Tatsächlich kommt es bei solchen Bürgschaftsvereinbarungen zwischen Fußballklubs und dem Staat nur selten dazu, dass Steuergelder verloren gehen. Wenn doch, wird es allerdings teuer: Aus vertraulichen Informationen, die dem Deutschlandfunk vorliegen, geht hervor, dass das Land NRW in der Vergangenheit mindestens 18 Millionen Euro bezahlen musste, um Verpflichtungen aus Bürgschaften zu begleichen. Einmal zirka drei Millionen für einen Kredit, der an Arminia Bielefeld gegangen ist. Einmal rund 15 Millionen, als das Land für Alemannia Aachen einspringen musste.
Gefahr der Wettbewerbsverzerrung
Laut dieser Informationen bürgte NRW im Juli 2019 mit 38,15 Millionen Euro für frühere Kredite des FC Schalke. Damit gab es beim aktuellen Antrag einen zusätzlichen Anreiz, die neue Bürgschaft zu gewähren. Um die Gefahr zu minimieren, abermals zahlen zu müssen. Derzeit wird ja oft nach mehr Gerechtigkeit im Wettbewerb gerufen, weil Investoren, Konzerne oder Scheichs einzelne Klubs mit gewaltigen Millionensummen alimentieren. Aber sind Staatshilfen für ausgewählte Vereine nicht auch ein Eingriff in den sportlichen Wettbewerb?
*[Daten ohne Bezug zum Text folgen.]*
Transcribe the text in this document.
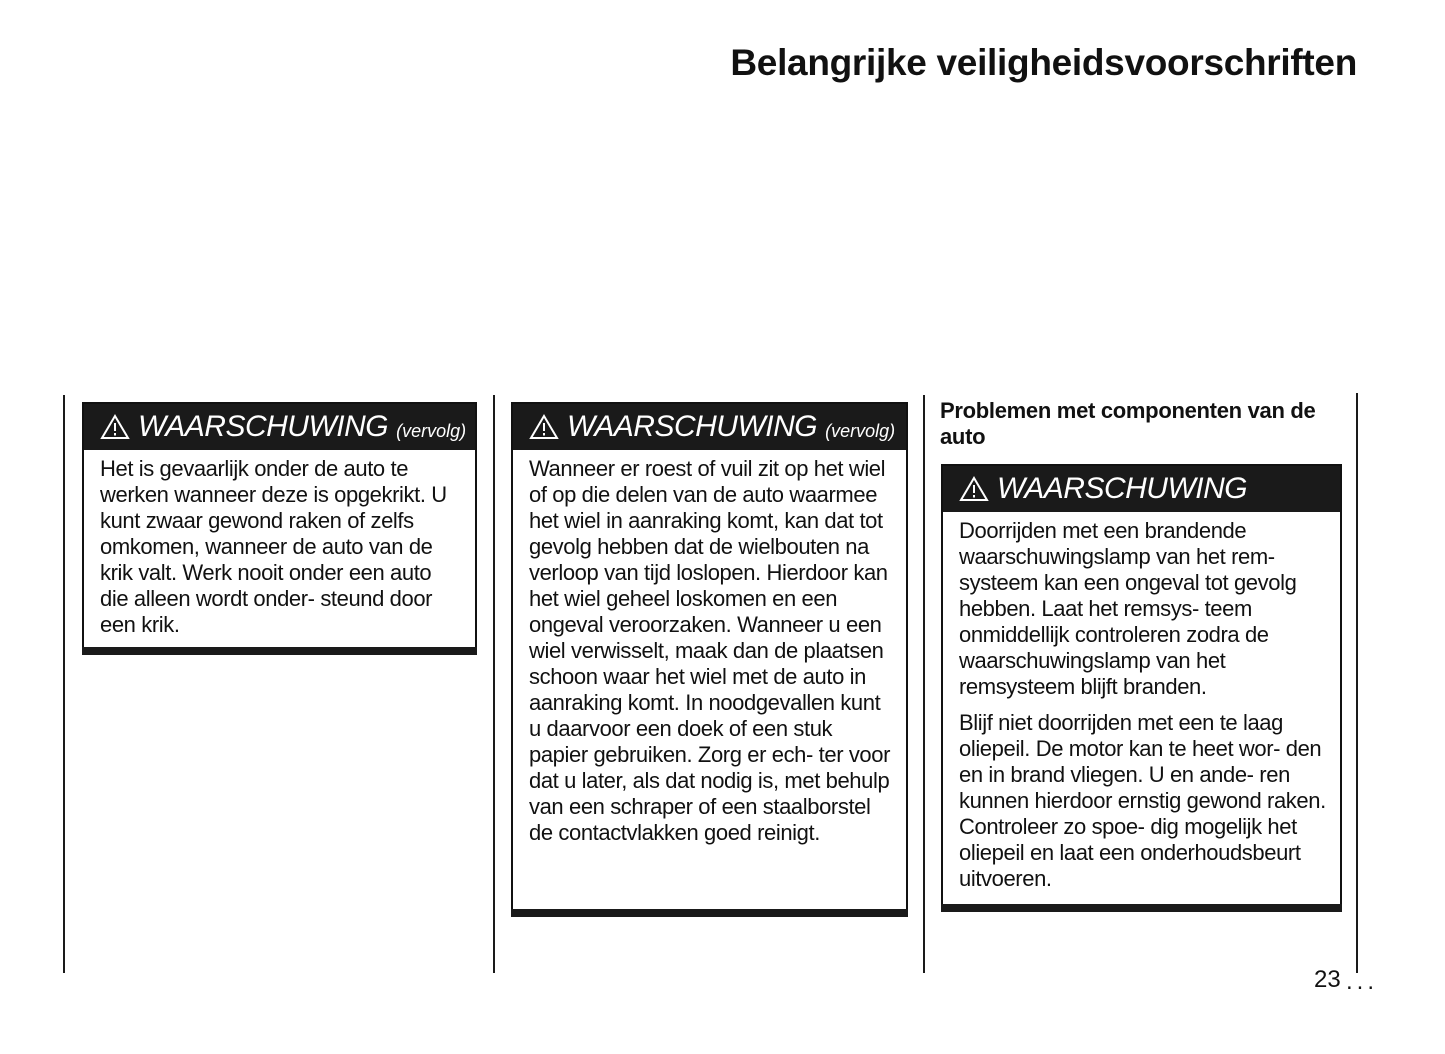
Belangrijke veiligheidsvoorschriften
WAARSCHUWING (vervolg)

Het is gevaarlijk onder de auto te werken wanneer deze is opgekrikt. U kunt zwaar gewond raken of zelfs omkomen, wanneer de auto van de krik valt. Werk nooit onder een auto die alleen wordt onder- steund door een krik.

WAARSCHUWING (vervolg)

Wanneer er roest of vuil zit op het wiel of op die delen van de auto waarmee het wiel in aanraking komt, kan dat tot gevolg hebben dat de wielbouten na verloop van tijd loslopen. Hierdoor kan het wiel geheel loskomen en een ongeval veroorzaken. Wanneer u een wiel verwisselt, maak dan de plaatsen schoon waar het wiel met de auto in aanraking komt. In noodgevallen kunt u daarvoor een doek of een stuk papier gebruiken. Zorg er ech- ter voor dat u later, als dat nodig is, met behulp van een schraper of een staalborstel de contactvlakken goed reinigt.

Problemen met componenten van de auto
WAARSCHUWING

Doorrijden met een brandende waarschuwingslamp van het rem- systeem kan een ongeval tot gevolg hebben. Laat het remsys- teem onmiddellijk controleren zodra de waarschuwingslamp van het remsysteem blijft branden.

Blijf niet doorrijden met een te laag oliepeil. De motor kan te heet wor- den en in brand vliegen. U en ande- ren kunnen hierdoor ernstig gewond raken. Controleer zo spoe- dig mogelijk het oliepeil en laat een onderhoudsbeurt uitvoeren.

23 ...
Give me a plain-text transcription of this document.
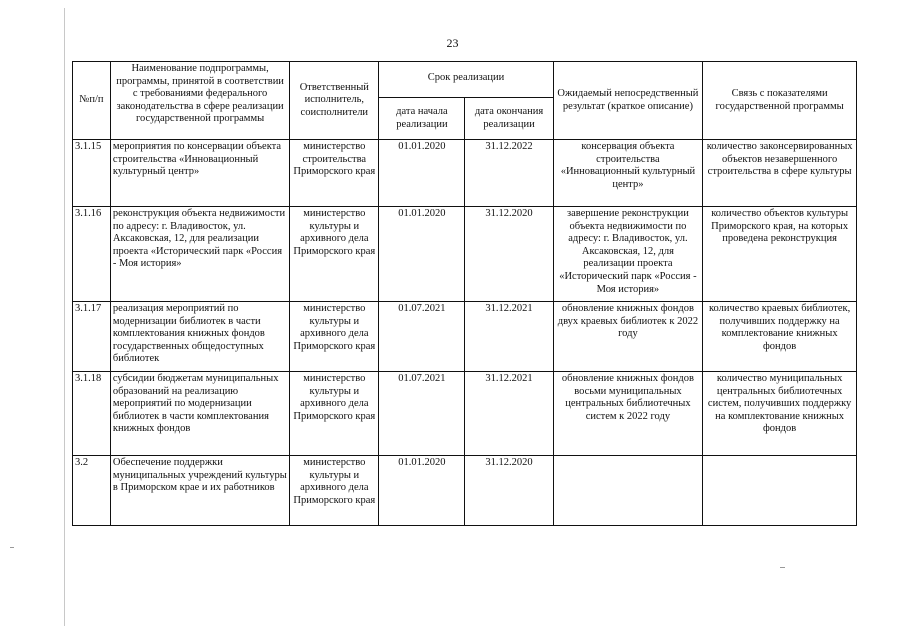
23
№п/п	Наименование подпрограммы, программы, принятой в соответствии с требованиями федерального законодательства в сфере реализации государственной программы	Ответственный исполнитель, соисполнители	Срок реализации		Ожидаемый непосредственный результат (краткое описание)	Связь с показателями государственной программы
			дата начала реализации	дата окончания реализации		
3.1.15	мероприятия по консервации объекта строительства «Инновационный культурный центр»	министерство строительства Приморского края	01.01.2020	31.12.2022	консервация объекта строительства «Инновационный культурный центр»	количество законсервированных объектов незавершенного строительства в сфере культуры
3.1.16	реконструкция объекта недвижимости по адресу: г. Владивосток, ул. Аксаковская, 12, для реализации проекта «Исторический парк «Россия - Моя история»	министерство культуры и архивного дела Приморского края	01.01.2020	31.12.2020	завершение реконструкции объекта недвижимости по адресу: г. Владивосток, ул. Аксаковская, 12, для реализации проекта «Исторический парк «Россия - Моя история»	количество объектов культуры Приморского края, на которых проведена реконструкция
3.1.17	реализация мероприятий по модернизации библиотек в части комплектования книжных фондов государственных общедоступных библиотек	министерство культуры и архивного дела Приморского края	01.07.2021	31.12.2021	обновление книжных фондов двух краевых библиотек к 2022 году	количество краевых библиотек, получивших поддержку на комплектование книжных фондов
3.1.18	субсидии бюджетам муниципальных образований на реализацию мероприятий по модернизации библиотек в части комплектования книжных фондов	министерство культуры и архивного дела Приморского края	01.07.2021	31.12.2021	обновление книжных фондов восьми муниципальных центральных библиотечных систем к 2022 году	количество муниципальных центральных библиотечных систем, получивших поддержку на комплектование книжных фондов
3.2	Обеспечение поддержки муниципальных учреждений культуры в Приморском крае и их работников	министерство культуры и архивного дела Приморского края	01.01.2020	31.12.2020		
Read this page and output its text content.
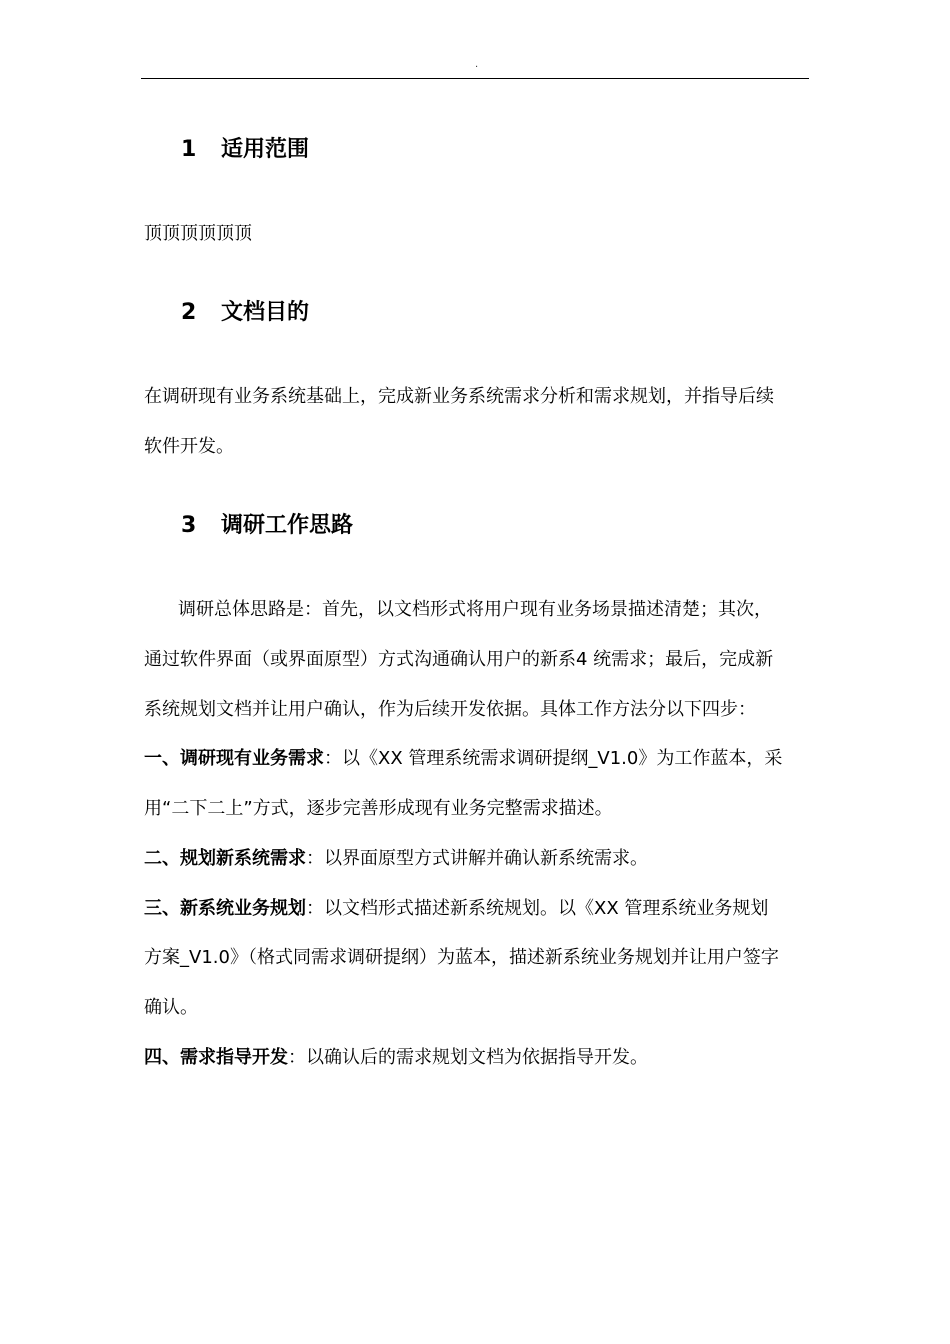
.
1 适用范围
顶顶顶顶顶顶
2 文档目的
在调研现有业务系统基础上，完成新业务系统需求分析和需求规划，并指导后续
软件开发。
3 调研工作思路
调研总体思路是：首先，以文档形式将用户现有业务场景描述清楚；其次，
通过软件界面（或界面原型）方式沟通确认用户的新系4 统需求；最后，完成新
系统规划文档并让用户确认，作为后续开发依据。具体工作方法分以下四步：
一、调研现有业务需求：以《XX 管理系统需求调研提纲_V1.0》为工作蓝本，采
用“二下二上”方式，逐步完善形成现有业务完整需求描述。
二、规划新系统需求：以界面原型方式讲解并确认新系统需求。
三、新系统业务规划：以文档形式描述新系统规划。以《XX 管理系统业务规划
方案_V1.0》（格式同需求调研提纲）为蓝本，描述新系统业务规划并让用户签字
确认。
四、需求指导开发：以确认后的需求规划文档为依据指导开发。
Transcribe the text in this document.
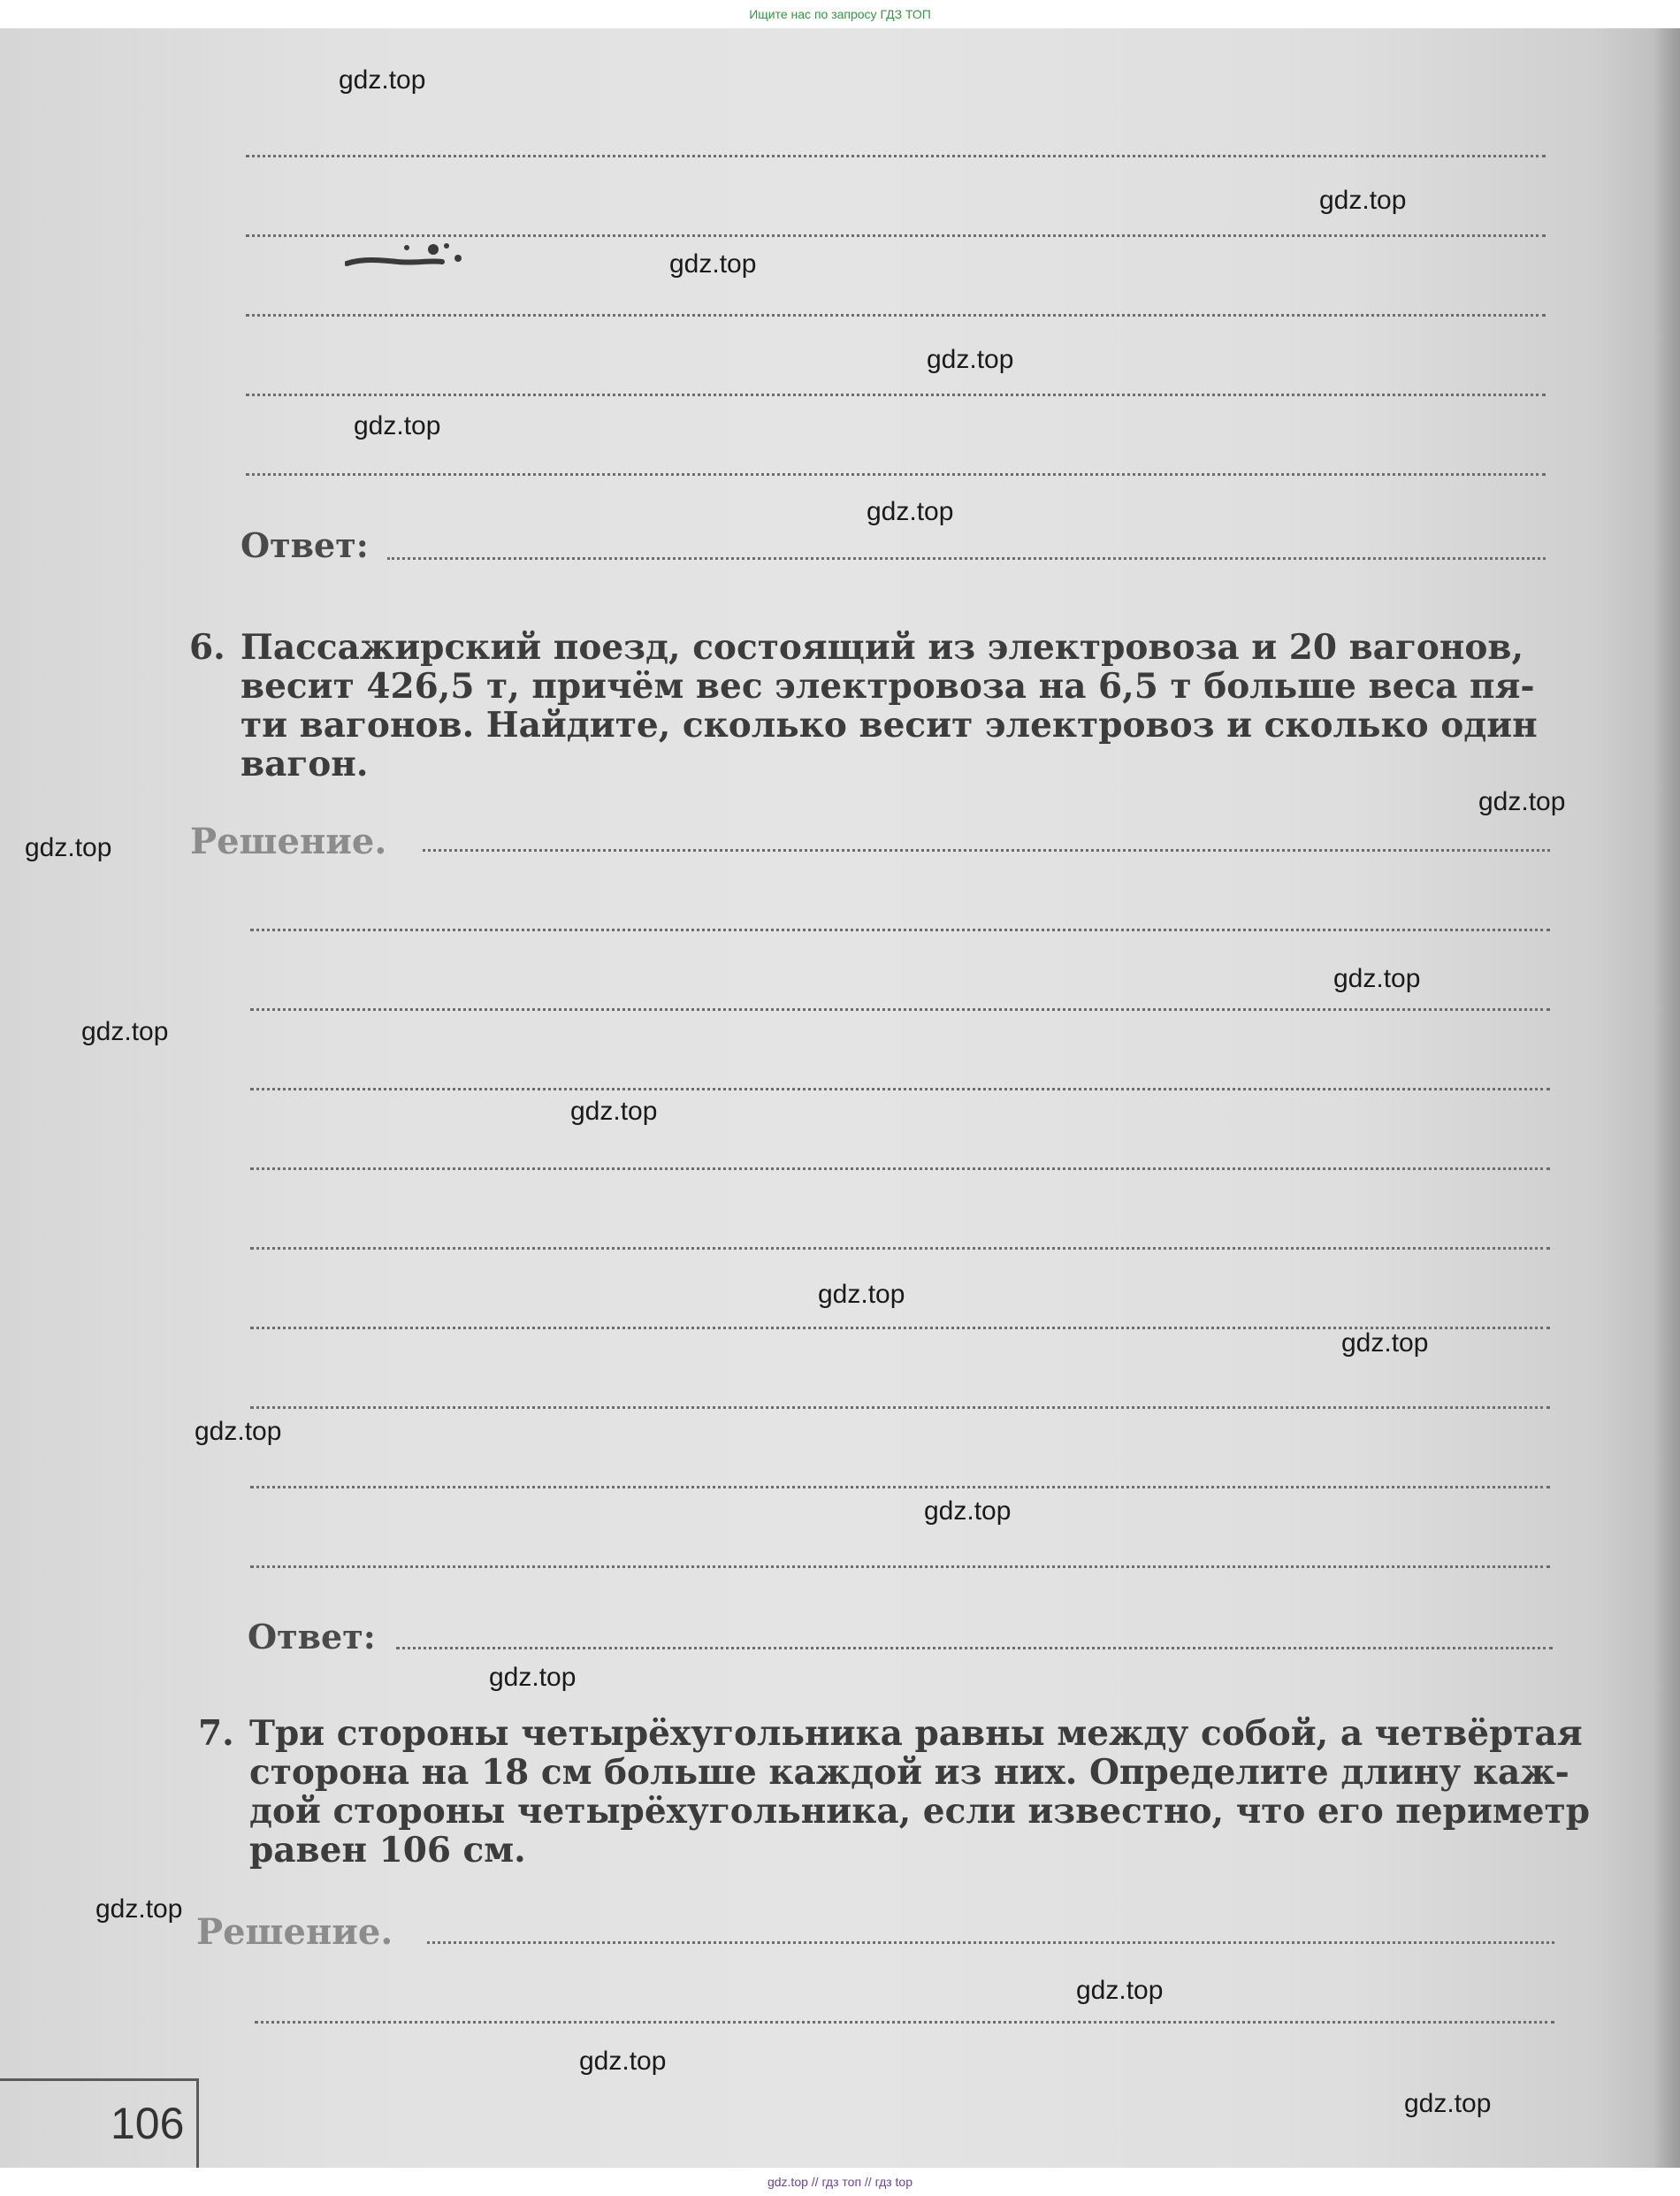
Ищите нас по запросу ГДЗ ТОП
Ответ:
6. Пассажирский поезд, состоящий из электровоза и 20 вагонов,
весит 426,5 т, причём вес электровоза на 6,5 т больше веса пя-
ти вагонов. Найдите, сколько весит электровоз и сколько один
вагон.
Решение.
Ответ:
7. Три стороны четырёхугольника равны между собой, а четвёртая
сторона на 18 см больше каждой из них. Определите длину каж-
дой стороны четырёхугольника, если известно, что его периметр
равен 106 см.
Решение.
gdz.top
gdz.top
gdz.top
gdz.top
gdz.top
gdz.top
gdz.top
gdz.top
gdz.top
gdz.top
gdz.top
gdz.top
gdz.top
gdz.top
gdz.top
gdz.top
gdz.top
gdz.top
gdz.top
gdz.top
106
gdz.top // гдз топ // гдз top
"In der Tat die spannende Frage ist jetzt am Beispiel von Schalke 04, ob jetzt alle anderen Fußballklubs, erste, zweite, dritte Liga, eben jetzt auch solche Anträge stellen und wie mit diesen Anträgen umgegangen wird. Weil eine Förderung nicht selektiv durchgeführt werden darf, und das muss man gemäß EU-Beilhilferecht auch aus europäischer Perspektive sehen. Das heißt, wenn insbesondere deutsche Fußballklubs solche Bürgschaften in Anspruch nehmen können, und die Klubs aus anderen Ländern nicht, dann ist eine Gefahr der Wettbewerbsverzerrung gegeben, die gemäß EU-Beihilferecht mindestens untersuchungswürdig ist," sagt der Wissenschaftler Hierl.
Verbände nehmen staatliche Hilfen hin
Allerdings hat der Europäische Gerichtshof Anfang des Jahres Urteile der EU-Kommission gegen mehrere spanische Klubs gekippt, die aufgrund von staatlichen Hilfen sanktioniert werden sollten. Die Gesetzeslage ist an dieser Stelle hoch komplex. Womöglich wird auch die Beihilfe für die Gelsenkirchener in Brüssel überprüft werden, aber der Jurist Robin van der Hout glaubt, "dass die Bürgschaftsgewährung an Schalke und andere Vereine beihilferechtlich zulässig war, also legal war, eine andere Frage ist, ob man sie auch als legitim betrachtet."
In dieser Frage wären auch die Verbände gefragt, die private Zuwendungen durch das Financial Fairplay oder die 50+1-Regel einschränken, um für Chancengleichheit zu sorgen. Vorteile, wie Bürgschaften, verbilligte Grundstückskäufe, oder Darlehen, die Klubs von staatlicher Seite erhalten, werden hingegen widerspruchslos akzeptiert.